Het gaat niet om wat er gebeurt in die workshop. Het maakt niet uit wat je doet in die training. Hoe inspirerend, motiverend of instructief het ook is. Het gaat om wat er gebeurt op de dag er ná. Niets? De week er na ook niets? Dan hoef je ook niet veel meer te verwachten. Training gewonnen, wedstrijd verloren.
Wiens verantwoordelijkheid is het eigenlijk, de verankering? Moet de trainer het zo spectaculair maken dat mensen spontaan hun agenda leegmaken, het over een andere boeg gaan gooien, nieuwe wegen inslaan? Of moet de trainee zelf – met de hectiek van alle dag in het achterhoofd – actie ondernemen zodat die inzichten en geleerde lessen niet verwateren binnen een werkweek? Beiden waar?
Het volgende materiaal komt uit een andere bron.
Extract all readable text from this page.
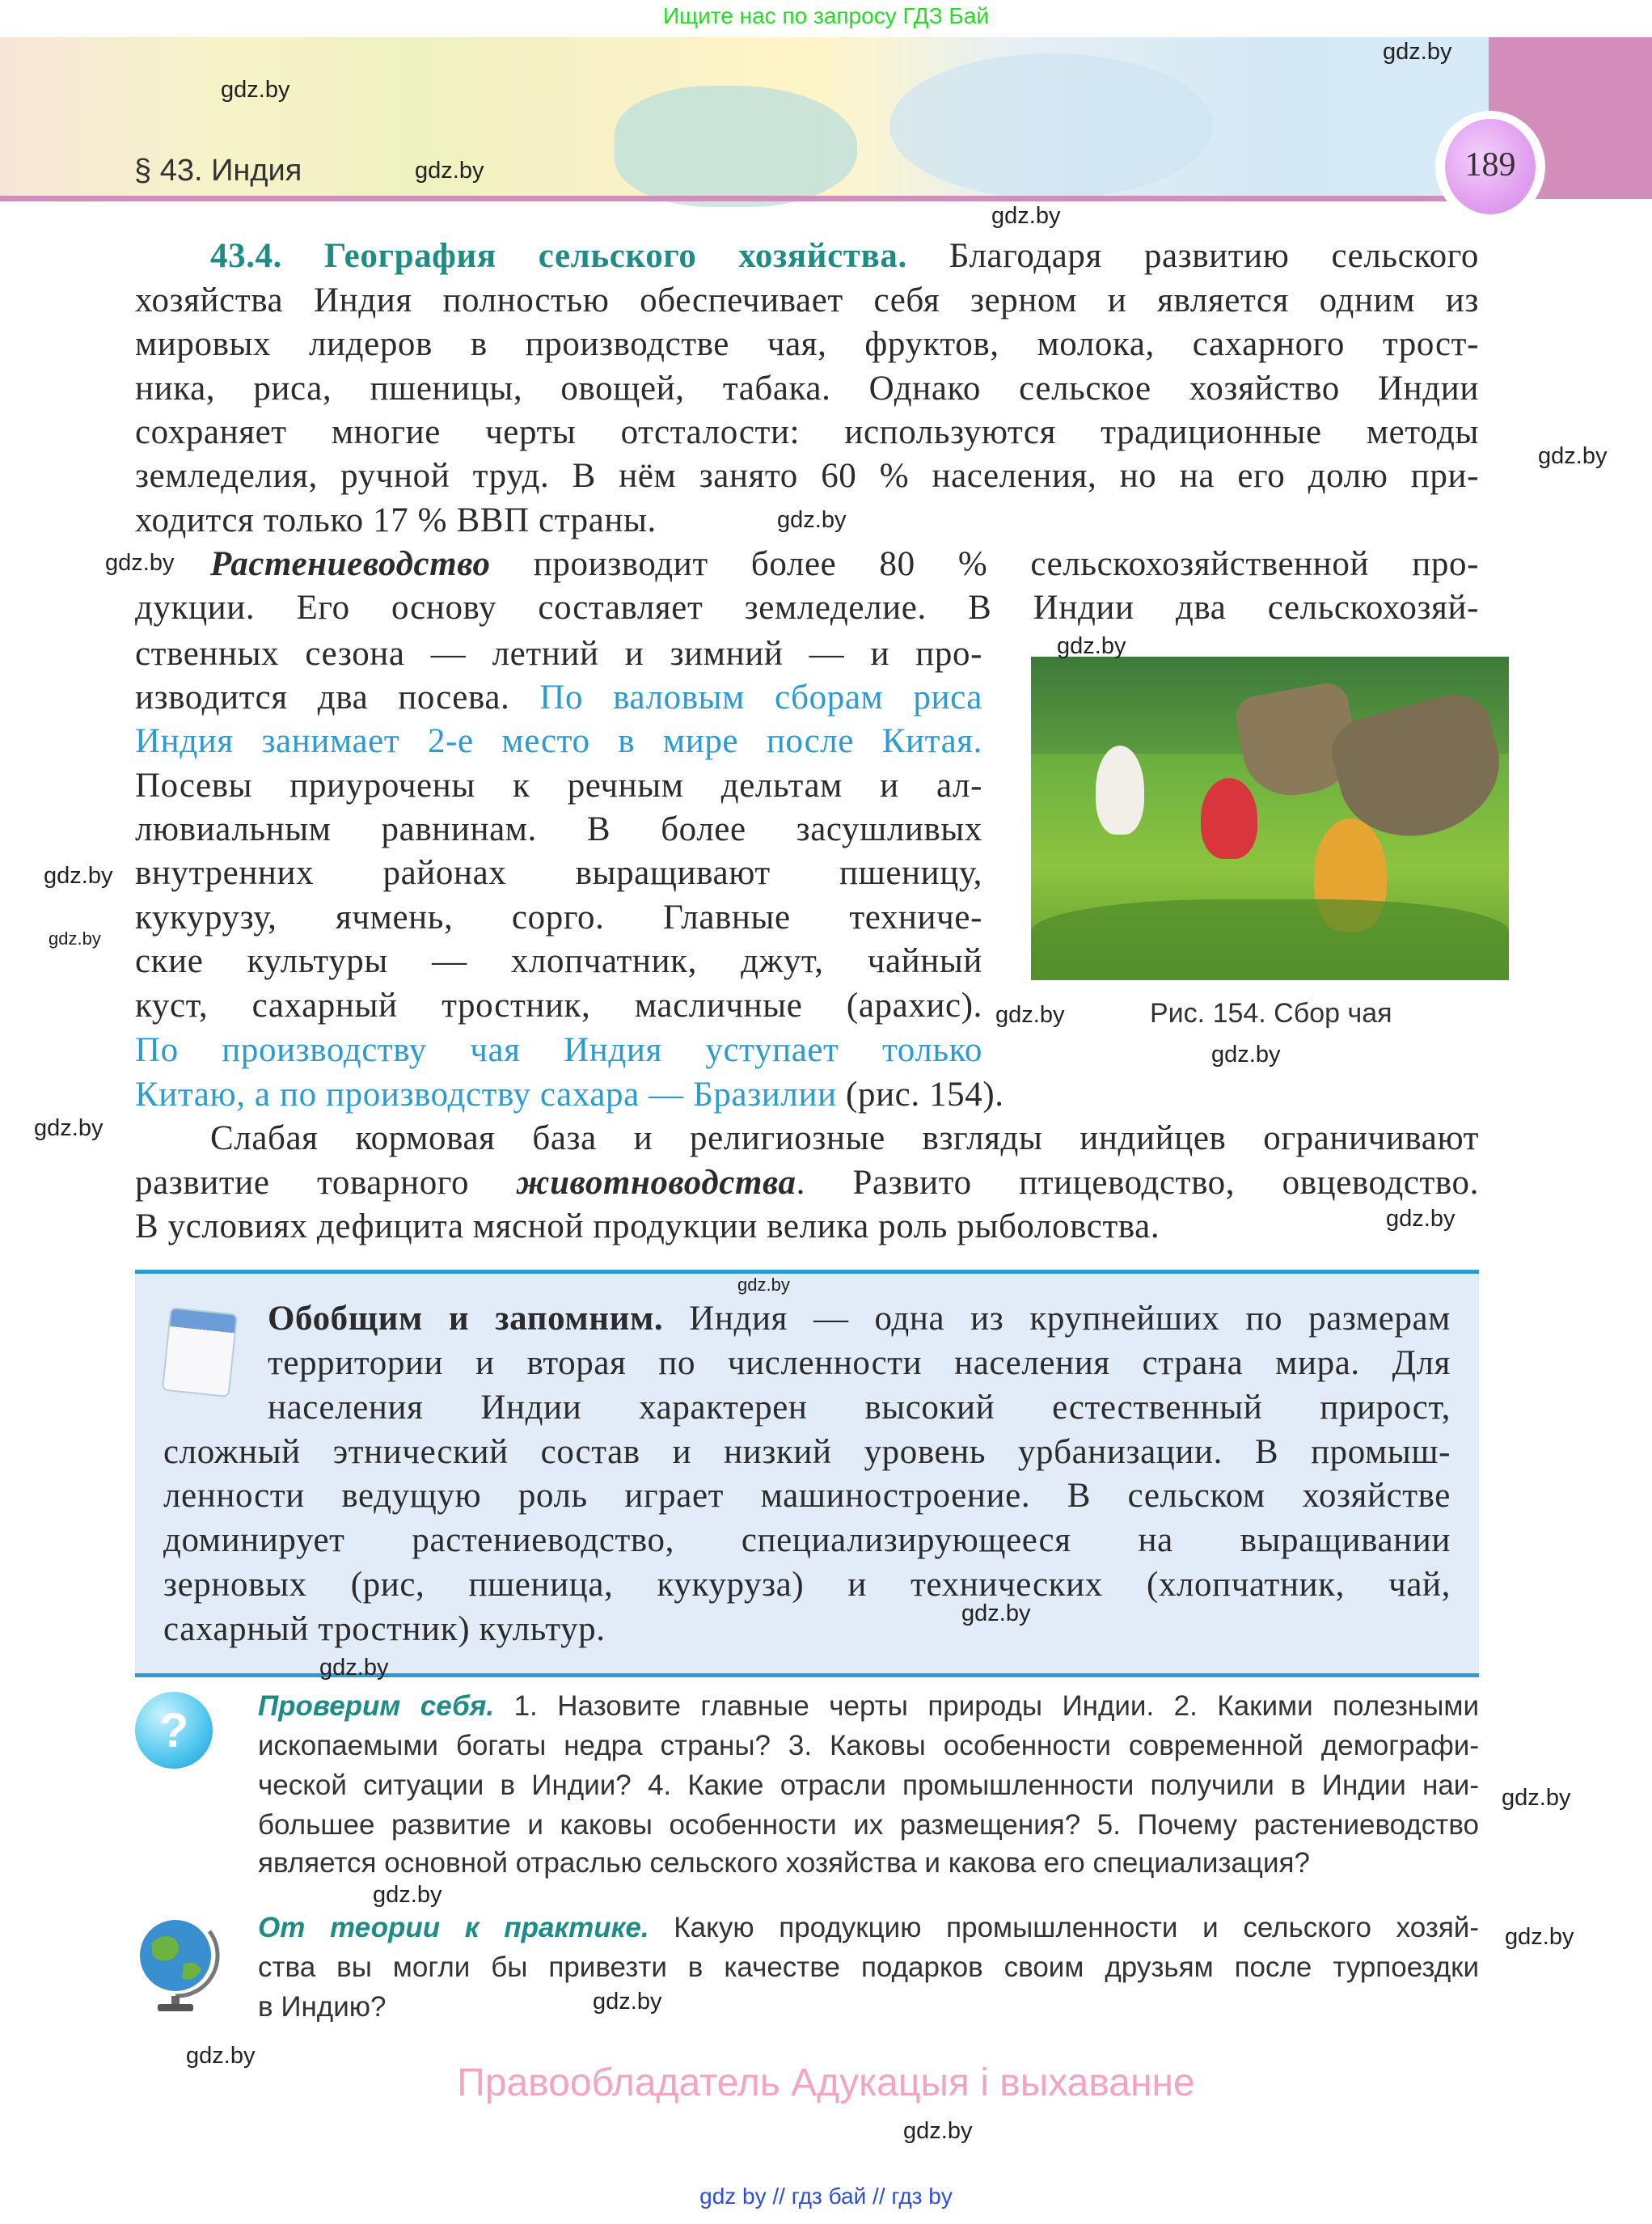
Ищите нас по запросу ГДЗ Бай
189
§ 43. Индия
43.4. География сельского хозяйства. Благодаря развитию сельского
хозяйства Индия полностью обеспечивает себя зерном и является одним из
мировых лидеров в производстве чая, фруктов, молока, сахарного трост-
ника, риса, пшеницы, овощей, табака. Однако сельское хозяйство Индии
сохраняет многие черты отсталости: используются традиционные методы
земледелия, ручной труд. В нём занято 60 % населения, но на его долю при-
ходится только 17 % ВВП страны.
Растениеводство производит более 80 % сельскохозяйственной про-
дукции. Его основу составляет земледелие. В Индии два сельскохозяй-
ственных сезона — летний и зимний — и про-
изводится два посева. По валовым сборам риса
Индия занимает 2-е место в мире после Китая.
Посевы приурочены к речным дельтам и ал-
лювиальным равнинам. В более засушливых
внутренних районах выращивают пшеницу,
кукурузу, ячмень, сорго. Главные техниче-
ские культуры — хлопчатник, джут, чайный
куст, сахарный тростник, масличные (арахис).
По производству чая Индия уступает только
Китаю, а по производству сахара — Бразилии (рис. 154).
Слабая кормовая база и религиозные взгляды индийцев ограничивают
развитие товарного животноводства. Развито птицеводство, овцеводство.
В условиях дефицита мясной продукции велика роль рыболовства.
Рис. 154. Сбор чая
Обобщим и запомним. Индия — одна из крупнейших по размерам
территории и вторая по численности населения страна мира. Для
населения Индии характерен высокий естественный прирост,
сложный этнический состав и низкий уровень урбанизации. В промыш-
ленности ведущую роль играет машиностроение. В сельском хозяйстве
доминирует растениеводство, специализирующееся на выращивании
зерновых (рис, пшеница, кукуруза) и технических (хлопчатник, чай,
сахарный тростник) культур.
?	Проверим себя. 1. Назовите главные черты природы Индии. 2. Какими полезными
ископаемыми богаты недра страны? 3. Каковы особенности современной демографи-
ческой ситуации в Индии? 4. Какие отрасли промышленности получили в Индии наи-
большее развитие и каковы особенности их размещения? 5. Почему растениеводство
является основной отраслью сельского хозяйства и какова его специализация?
От теории к практике. Какую продукцию промышленности и сельского хозяй-
ства вы могли бы привезти в качестве подарков своим друзьям после турпоездки
в Индию?
Правообладатель Адукацыя і выхаванне
gdz by // гдз бай // гдз by
gdz.by
gdz.by
gdz.by
gdz.by
gdz.by
gdz.by
gdz.by
gdz.by
gdz.by
gdz.by
gdz.by
gdz.by
gdz.by
gdz.by
gdz.by
gdz.by
gdz.by
gdz.by
gdz.by
gdz.by
gdz.by
gdz.by
gdz.by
Negen van de tien zakelijke trainingen zijn incidenten. Vergelijkbaar met een voetbalteam dat 1x per kwartaal traint, maar wel elke week een wedstrijd heeft. Die trainingen wordt ook nog eens gegeven door een toevallige passant, die nooit bij de wedstrijd aanwezig is. Hoeveel blijft daarvan hangen denk je? Nee, realistisch.
De belangrijkste faalfactor van een training is de vervolgoefening. Hoe toepasselijke en toepasbaar de stof ook is, zonder verlenging van de training in de praktijk heeft het allemaal weinig nut. Trainers moeten de nadruk leggen op de “morning after”, in hun aanpak, hun uitwerking én in hun offerte. Elke training is een beginnetje; het echte werk – ook dat van de trainer – moet daarna nog gebeuren.
En klanten? Die moeten zich afvragen waar ze hun tijd en geld aan willen uitgeven. Aan een trucje of aan een traject.